By far this has been the most painful year of my life.  Heartache, loss, depression, loneliness, rejection, separation, despair, 2 near-death experiences and emotional pain so deep that it felt like I was going to die and hoped I would.  There were days I wondered if I was going to make it, felt hopeles,s and doubted if life could ever be good again.  I learned a few things about emotional pain in the process.

Here are six things to consider when in deep emotional pain:

1.  You are making it more real than it really is.

When in deep or catastrophic emotional pain, be aware that what you feel isn’t entirely real. Your emotional pain will sometimes tell you things that are not true, and prevent you from seeing aspect of the bigger picture from which you could draw hope.  This times I have been in deep emotional pain it felt like I was going to literally die or that I wanted to die.  It felt as if nothing else existed other than the unbearable anguish of my emotional pain.  I couldn’t imagine anything beyond the depth of my pain in that moment, and it felt like I was going to be swallowed whole by it.  I couldn’t conceive of surviving the pain and it felt like it would never end.

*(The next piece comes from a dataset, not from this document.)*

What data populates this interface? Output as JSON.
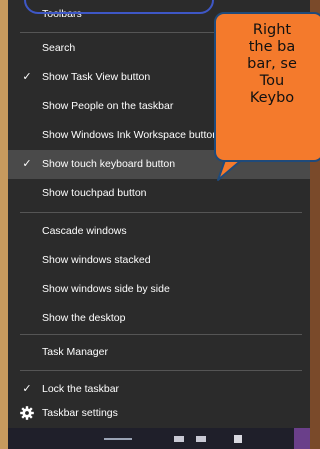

The fact that I am writing this post means that my emotional pain didn’t kill me.  Typically, emotional pain doesn’t kill people.  I survived to see another day.  The emotional pain subsided.  Sure, it came back.  But then it also subsided again.  You can’t really trust the depth of despair you often feel in deep emotional pain.  What it feels like doesn’ t really line up with reality.  So, just keep that in mind.  It won’t kill you.  It is not permanent.  There is something worth embracing and living outside your pain even though you are entirely blinded by it in the moment.